Little new data is available on finance for forests or development related to Goal 8 since our 2017 NYDF Progress Assessment, which found that:
• Finance for forests falls far short of supporting their mitigation potential; forests have the potential to be up to 30 percent of the climate solution, yet just 2 percent of international climate finance goes to forests.
• Subsidies and investments in sectors driving deforestation (e.g., agriculture) amount to 40 times more than investments in protecting forests.
• Over 60 percent of forest-sector finance for mitigation-related development goes to countries with high levels of deforestation, although not necessarily countries where forests are disappearing the fastest.
• Financial institutions are adopting policies that address deforestation risks, seeking to increase sustainability and – at a minimum – not to increase deforestation through their investments.
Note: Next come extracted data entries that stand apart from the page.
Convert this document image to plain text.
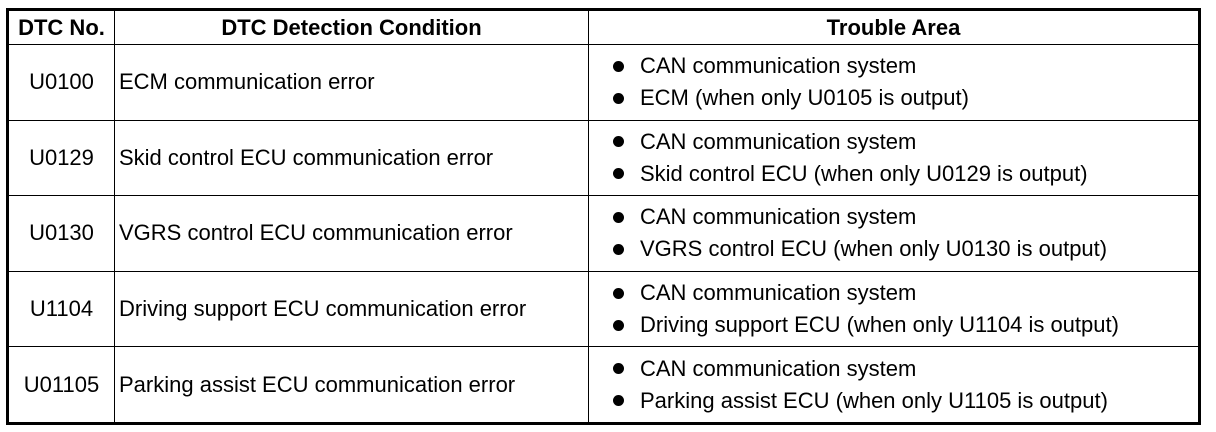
DTC No.	DTC Detection Condition	Trouble Area
U0100	ECM communication error	CAN communication system
ECM (when only U0105 is output)

U0129	Skid control ECU communication error	CAN communication system
Skid control ECU (when only U0129 is output)

U0130	VGRS control ECU communication error	CAN communication system
VGRS control ECU (when only U0130 is output)

U1104	Driving support ECU communication error	CAN communication system
Driving support ECU (when only U1104 is output)

U01105	Parking assist ECU communication error	CAN communication system
Parking assist ECU (when only U1105 is output)
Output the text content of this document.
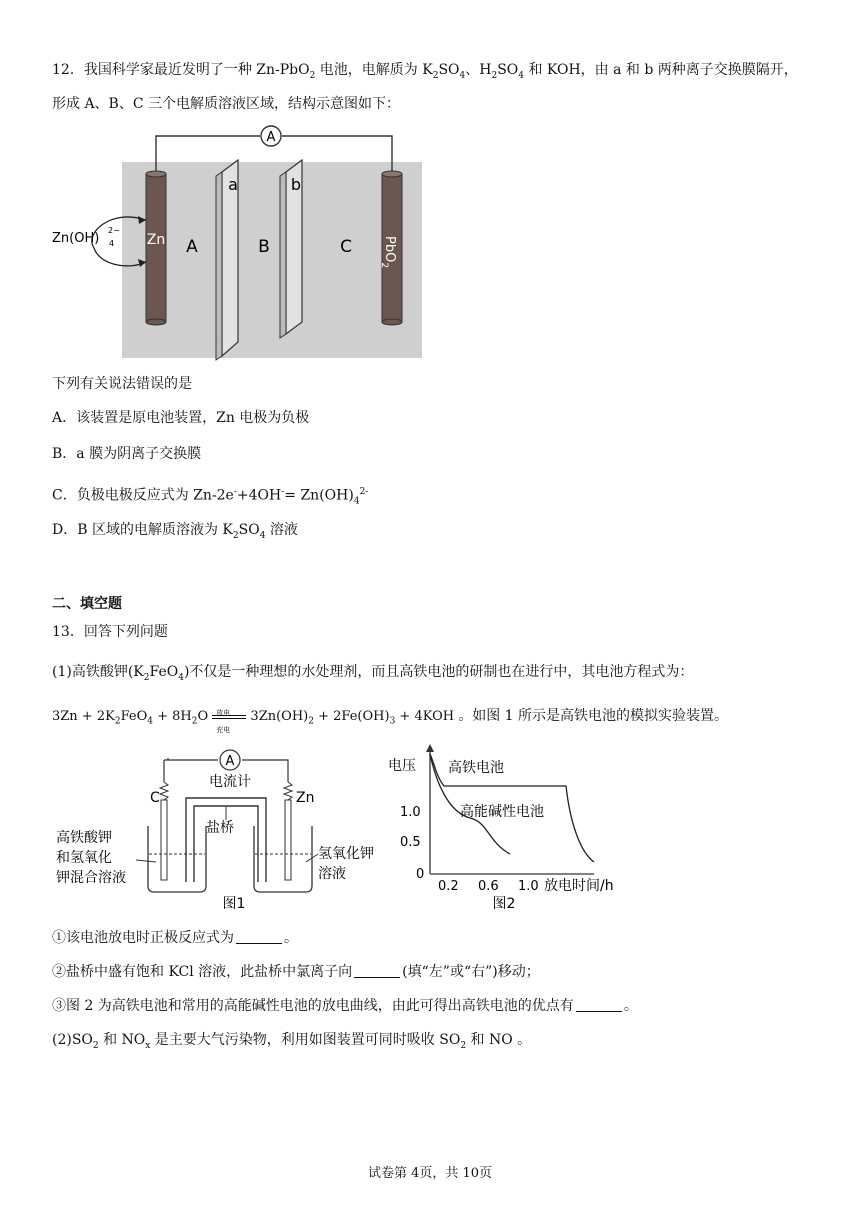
12．我国科学家最近发明了一种 Zn-PbO$_2$ 电池，电解质为 $K_2SO_4$、$H_2SO_4$ 和 KOH，由 a 和 b 两种离子交换膜隔开，
形成 A、B、C 三个电解质溶液区域，结构示意图如下：
A
Zn	PbO$_2$
a	b
A	B	C
Zn(OH) 4
2−
下列有关说法错误的是
A．该装置是原电池装置，Zn 电极为负极
B．a 膜为阴离子交换膜
C．负极电极反应式为 $Zn-2e^-+4OH^-= Zn(OH)_4^{2-}$
D．B 区域的电解质溶液为 $K_2SO_4$ 溶液
二、填空题
13．回答下列问题
(1)高铁酸钾$(K_2FeO_4)$不仅是一种理想的水处理剂，而且高铁电池的研制也在进行中，其电池方程式为：
$3Zn + 2K_2FeO_4 + 8H_2O$ 放电
充电
$3Zn(OH)_2 + 2Fe(OH)_3 + 4KOH$ 。如图 1 所示是高铁电池的模拟实验装置。
A
电流计
C	Zn
盐桥
高铁酸钾
和氢氧化
钾混合溶液
氢氧化钾
溶液
图1
电压
1.0
0.5
0
0.2 0.6 1.0 放电时间/h
高铁电池
高能碱性电池
图2
①该电池放电时正极反应式为	。
②盐桥中盛有饱和 KCl 溶液，此盐桥中氯离子向	(填“左”或“右”)移动；
③图 2 为高铁电池和常用的高能碱性电池的放电曲线，由此可得出高铁电池的优点有	。
$(2)SO_2$ 和 $NO_x$ 是主要大气污染物，利用如图装置可同时吸收 $SO_2$ 和 NO 。
试卷第 4页，共 10页
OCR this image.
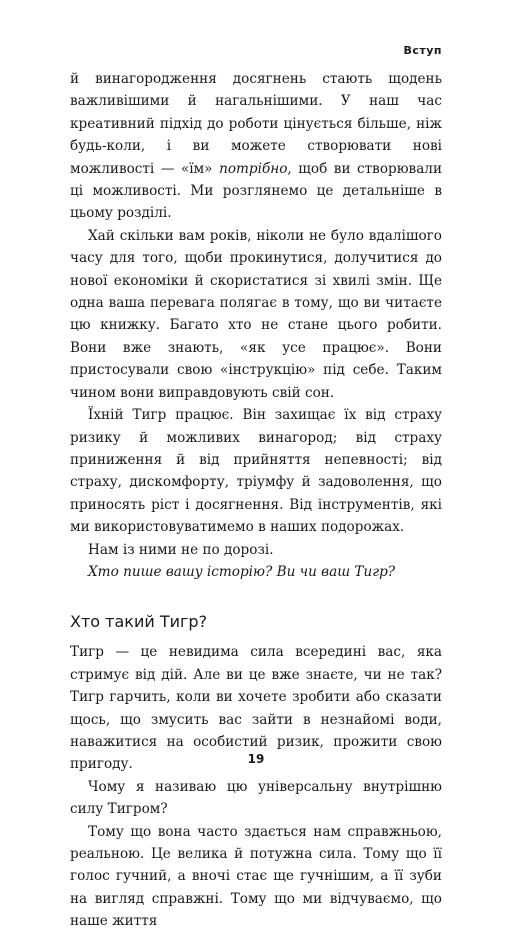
Вступ

й винагородження досягнень стають щодень важливішими й нагальнішими. У наш час креативний підхід до роботи цінується більше, ніж будь-коли, і ви можете створювати нові можливості — «їм» потрібно, щоб ви створювали ці можливості. Ми розглянемо це детальніше в цьому розділі.

Хай скільки вам років, ніколи не було вдалішого часу для того, щоби прокинутися, долучитися до нової економіки й скористатися зі хвилі змін. Ще одна ваша перевага полягає в тому, що ви читаєте цю книжку. Багато хто не стане цього робити. Вони вже знають, «як усе працює». Вони пристосували свою «інструкцію» під себе. Таким чином вони виправдовують свій сон.

Їхній Тигр працює. Він захищає їх від страху ризику й можливих винагород; від страху приниження й від прийняття непевності; від страху, дискомфорту, тріумфу й задоволення, що приносять ріст і досягнення. Від інструментів, які ми використовуватимемо в наших подорожах.

Нам із ними не по дорозі.

Хто пише вашу історію? Ви чи ваш Тигр?

Хто такий Тигр?

Тигр — це невидима сила всередині вас, яка стримує від дій. Але ви це вже знаєте, чи не так? Тигр гарчить, коли ви хочете зробити або сказати щось, що змусить вас зайти в незнайомі води, наважитися на особистий ризик, прожити свою пригоду.

Чому я називаю цю універсальну внутрішню силу Тигром?

Тому що вона часто здається нам справжньою, реальною. Це велика й потужна сила. Тому що її голос гучний, а вночі стає ще гучнішим, а її зуби на вигляд справжні. Тому що ми відчуваємо, що наше життя

19
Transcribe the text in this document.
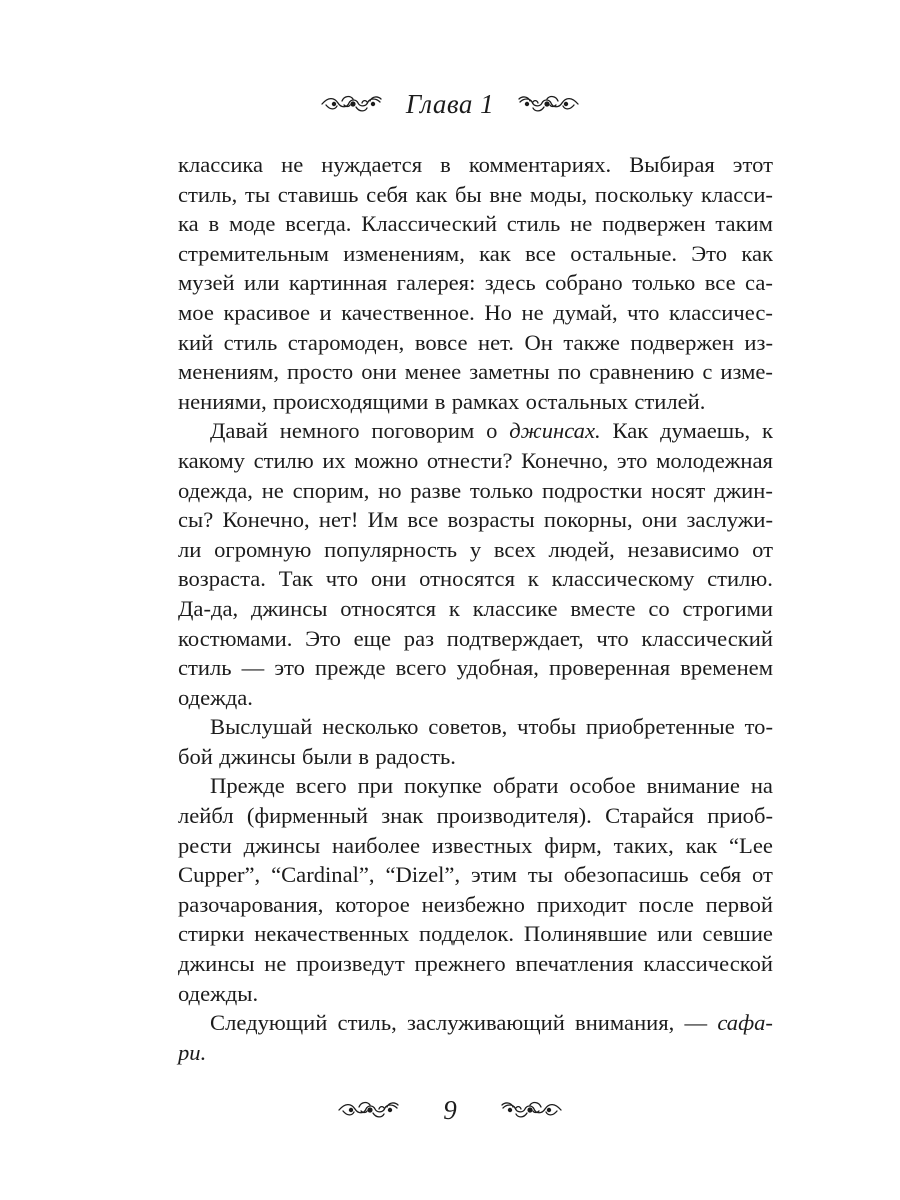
Глава 1
классика не нуждается в комментариях. Выбирая этот
стиль, ты ставишь себя как бы вне моды, поскольку класси-
ка в моде всегда. Классический стиль не подвержен таким
стремительным изменениям, как все остальные. Это как
музей или картинная галерея: здесь собрано только все са-
мое красивое и качественное. Но не думай, что классичес-
кий стиль старомоден, вовсе нет. Он также подвержен из-
менениям, просто они менее заметны по сравнению с изме-
нениями, происходящими в рамках остальных стилей.
Давай немного поговорим о джинсах. Как думаешь, к
какому стилю их можно отнести? Конечно, это молодежная
одежда, не спорим, но разве только подростки носят джин-
сы? Конечно, нет! Им все возрасты покорны, они заслужи-
ли огромную популярность у всех людей, независимо от
возраста. Так что они относятся к классическому стилю.
Да-да, джинсы относятся к классике вместе со строгими
костюмами. Это еще раз подтверждает, что классический
стиль — это прежде всего удобная, проверенная временем
одежда.
Выслушай несколько советов, чтобы приобретенные то-
бой джинсы были в радость.
Прежде всего при покупке обрати особое внимание на
лейбл (фирменный знак производителя). Старайся приоб-
рести джинсы наиболее известных фирм, таких, как “Lee
Cupper”, “Cardinal”, “Dizel”, этим ты обезопасишь себя от
разочарования, которое неизбежно приходит после первой
стирки некачественных подделок. Полинявшие или севшие
джинсы не произведут прежнего впечатления классической
одежды.
Следующий стиль, заслуживающий внимания, — сафа-
ри.
9
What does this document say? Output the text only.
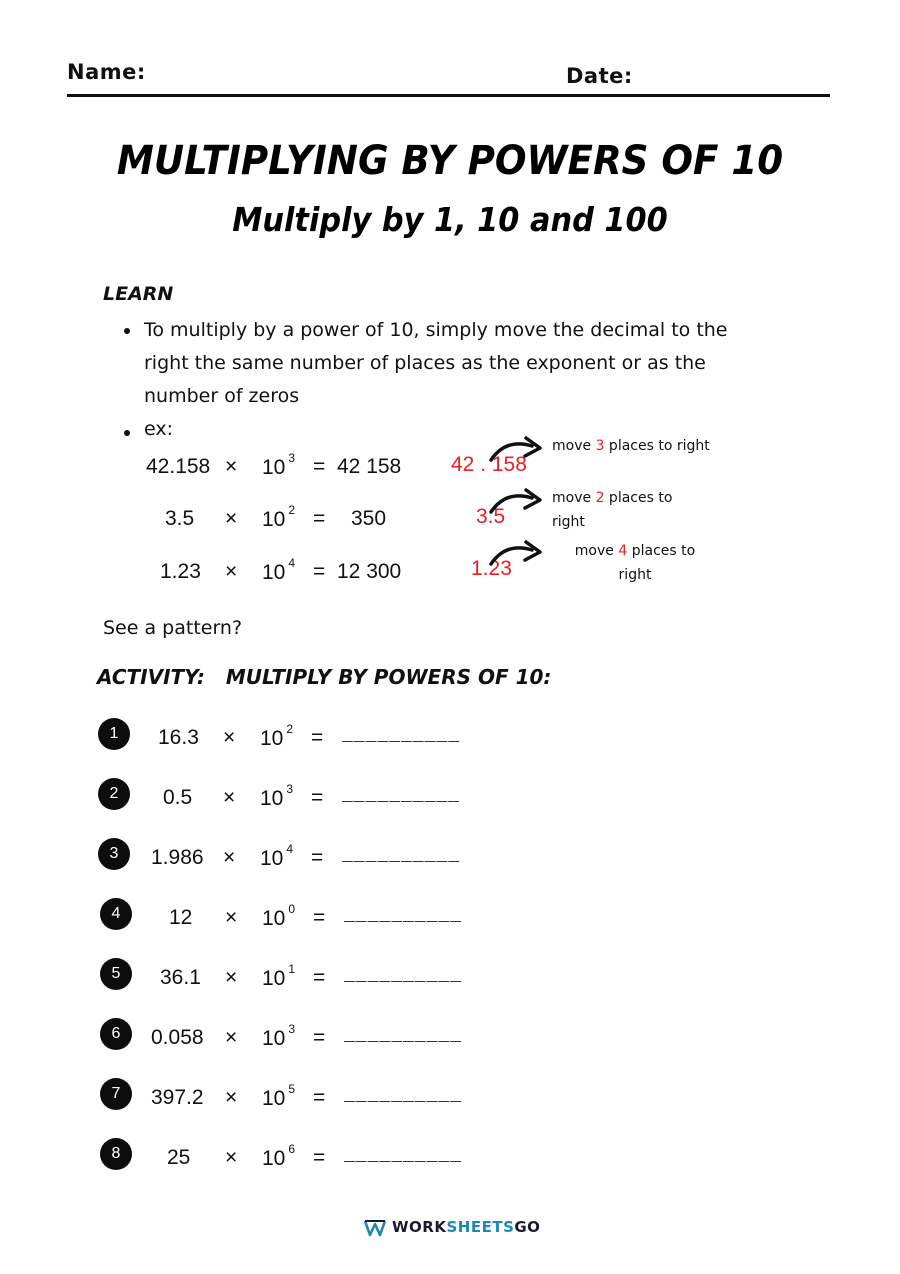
Name:	Date:
MULTIPLYING BY POWERS OF 10
Multiply by 1, 10 and 100
LEARN
To multiply by a power of 10, simply move the decimal to the
right the same number of places as the exponent or as the
number of zeros
ex:
42.158 × 10 $^3$ = 42 158
3.5 × 10 $^2$ = 350
1.23 × 10 $^4$ = 12 300
42 . 158
move 3 places to right
3.5
move 2 places to
right
1.23
move 4 places to
right
See a pattern?
ACTIVITY:   MULTIPLY BY POWERS OF 10:
1	16.3 × 10 $^2$ = __________
2	0.5 × 10 $^3$ = __________
3	1.986 × 10 $^4$ = __________
4	12 × 10 $^0$ = __________
5	36.1 × 10 $^1$ = __________
6	0.058 × 10 $^3$ = __________
7	397.2 × 10 $^5$ = __________
8	25 × 10 $^6$ = __________
WORKSHEETSGO
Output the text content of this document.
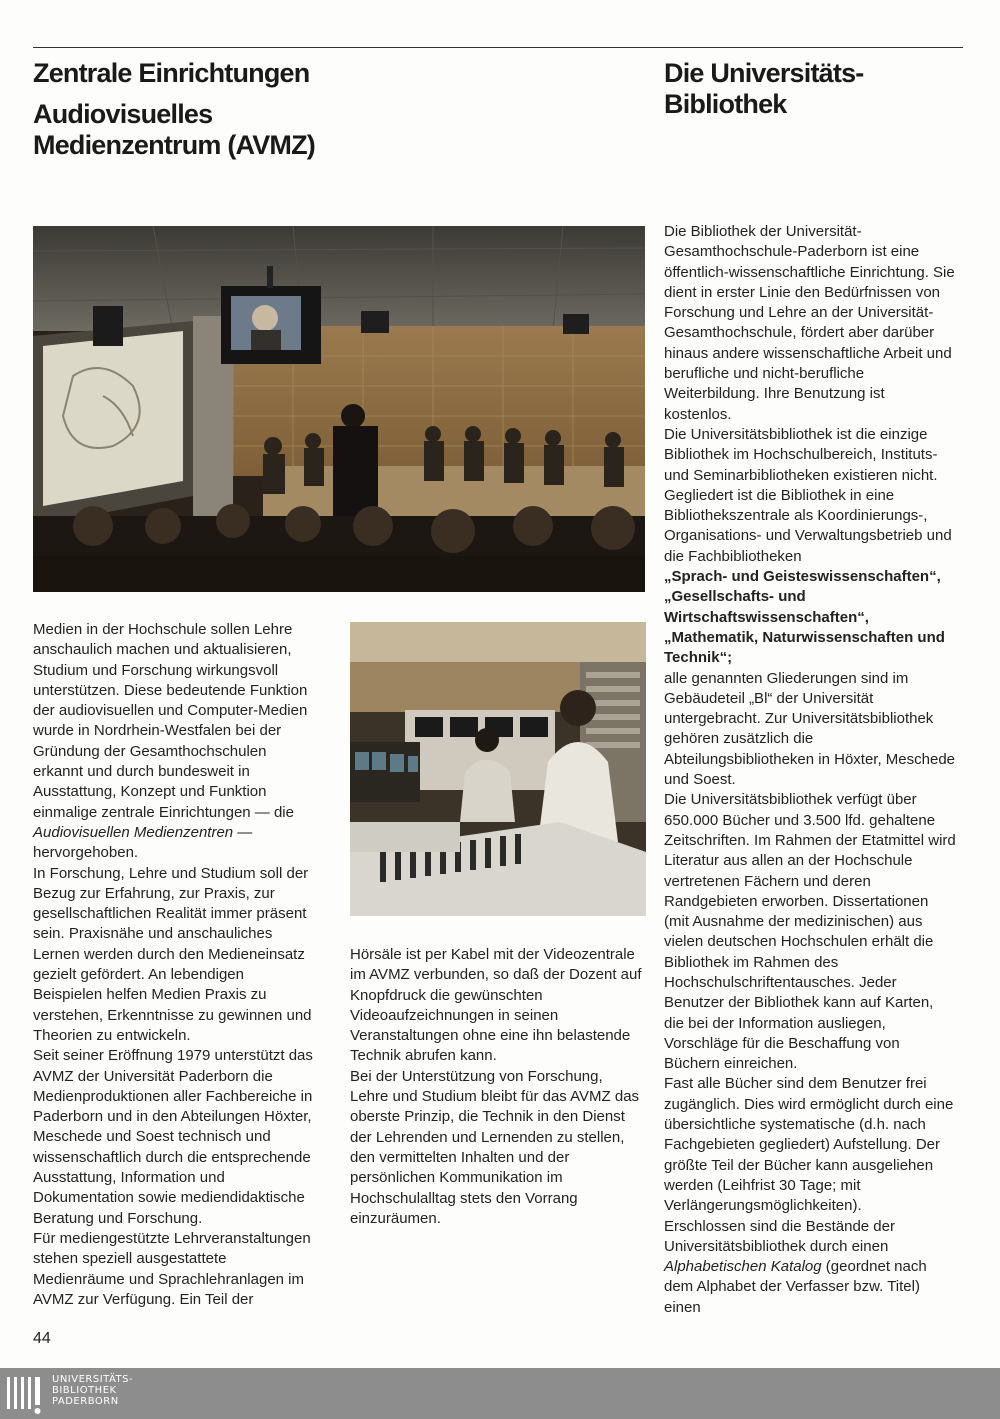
Zentrale Einrichtungen
Audiovisuelles
Medienzentrum (AVMZ)
Die Universitäts-
Bibliothek

Medien in der Hochschule sollen Lehre anschaulich machen und aktualisieren, Studium und Forschung wirkungsvoll unterstützen. Diese bedeutende Funktion der audiovisuellen und Computer-Medien wurde in Nordrhein-Westfalen bei der Gründung der Gesamthochschulen erkannt und durch bundesweit in Ausstattung, Konzept und Funktion einmalige zentrale Einrichtungen — die Audiovisuellen Medienzentren — hervorgehoben.

In Forschung, Lehre und Studium soll der Bezug zur Erfahrung, zur Praxis, zur gesellschaftlichen Realität immer präsent sein. Praxisnähe und anschauliches Lernen werden durch den Medieneinsatz gezielt gefördert. An lebendigen Beispielen helfen Medien Praxis zu verstehen, Erkenntnisse zu gewinnen und Theorien zu entwickeln.

Seit seiner Eröffnung 1979 unterstützt das AVMZ der Universität Paderborn die Medienproduktionen aller Fachbereiche in Paderborn und in den Abteilungen Höxter, Meschede und Soest technisch und wissenschaftlich durch die entsprechende Ausstattung, Information und Dokumentation sowie mediendidaktische Beratung und Forschung.

Für mediengestützte Lehrveranstaltungen stehen speziell ausgestattete Medienräume und Sprachlehranlagen im AVMZ zur Verfügung. Ein Teil der

Hörsäle ist per Kabel mit der Videozentrale im AVMZ verbunden, so daß der Dozent auf Knopfdruck die gewünschten Videoaufzeichnungen in seinen Veranstaltungen ohne eine ihn belastende Technik abrufen kann.

Bei der Unterstützung von Forschung, Lehre und Studium bleibt für das AVMZ das oberste Prinzip, die Technik in den Dienst der Lehrenden und Lernenden zu stellen, den vermittelten Inhalten und der persönlichen Kommunikation im Hochschulalltag stets den Vorrang einzuräumen.

Die Bibliothek der Universität-Gesamthochschule-Paderborn ist eine öffentlich-wissenschaftliche Einrichtung. Sie dient in erster Linie den Bedürfnissen von Forschung und Lehre an der Universität-Gesamthochschule, fördert aber darüber hinaus andere wissenschaftliche Arbeit und berufliche und nicht-berufliche Weiterbildung. Ihre Benutzung ist kostenlos.

Die Universitätsbibliothek ist die einzige Bibliothek im Hochschulbereich, Instituts- und Seminarbibliotheken existieren nicht. Gegliedert ist die Bibliothek in eine Bibliothekszentrale als Koordinierungs-, Organisations- und Verwaltungsbetrieb und die Fachbibliotheken

„Sprach- und Geisteswissenschaften“,

„Gesellschafts- und Wirtschaftswissenschaften“,

„Mathematik, Naturwissenschaften und Technik“;

alle genannten Gliederungen sind im Gebäudeteil „Bl“ der Universität untergebracht. Zur Universitätsbibliothek gehören zusätzlich die Abteilungsbibliotheken in Höxter, Meschede und Soest.

Die Universitätsbibliothek verfügt über 650.000 Bücher und 3.500 lfd. gehaltene Zeitschriften. Im Rahmen der Etatmittel wird Literatur aus allen an der Hochschule vertretenen Fächern und deren Randgebieten erworben. Dissertationen (mit Ausnahme der medizinischen) aus vielen deutschen Hochschulen erhält die Bibliothek im Rahmen des Hochschulschriftentausches. Jeder Benutzer der Bibliothek kann auf Karten, die bei der Information ausliegen, Vorschläge für die Beschaffung von Büchern einreichen.

Fast alle Bücher sind dem Benutzer frei zugänglich. Dies wird ermöglicht durch eine übersichtliche systematische (d.h. nach Fachgebieten gegliedert) Aufstellung. Der größte Teil der Bücher kann ausgeliehen werden (Leihfrist 30 Tage; mit Verlängerungsmöglichkeiten).

Erschlossen sind die Bestände der Universitätsbibliothek durch einen Alphabetischen Katalog (geordnet nach dem Alphabet der Verfasser bzw. Titel) einen

44
UNIVERSITÄTS-
BIBLIOTHEK
PADERBORN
However, few of these bank policies are mandatory and there is a lack of transparency in their application.
Our 2018 Goal 8 assessment takes a closer look at financial institutions and finds:
• New tools have been released in the past year to help assess climate risks and improve transparency in financial institutions, such as the Task Force on Climate-Related Financial Disclosures and the Soft Commodity Risk Platform (SCRIPT).
• Some banks are emerging as leaders in the adoption and enforcement of forest-risk policies. This year several banks, such as the Government Pension Fund Global, managed by Norges Bank Investment Management (NBIM), and the AXA Group, have publicly disclosed and divested from companies with a risk of high deforestation.
• While over half of the the most influential financial institutions in forest-risk supply chains with at least one commodity-specific forest-risk policy have a process to address noncompliance, enforcement is not consistent across sectors. For example, the palm oil sector gets more than half (56 percent) of its financing from Southeast Asian institutions, which have weaker policies than the global average.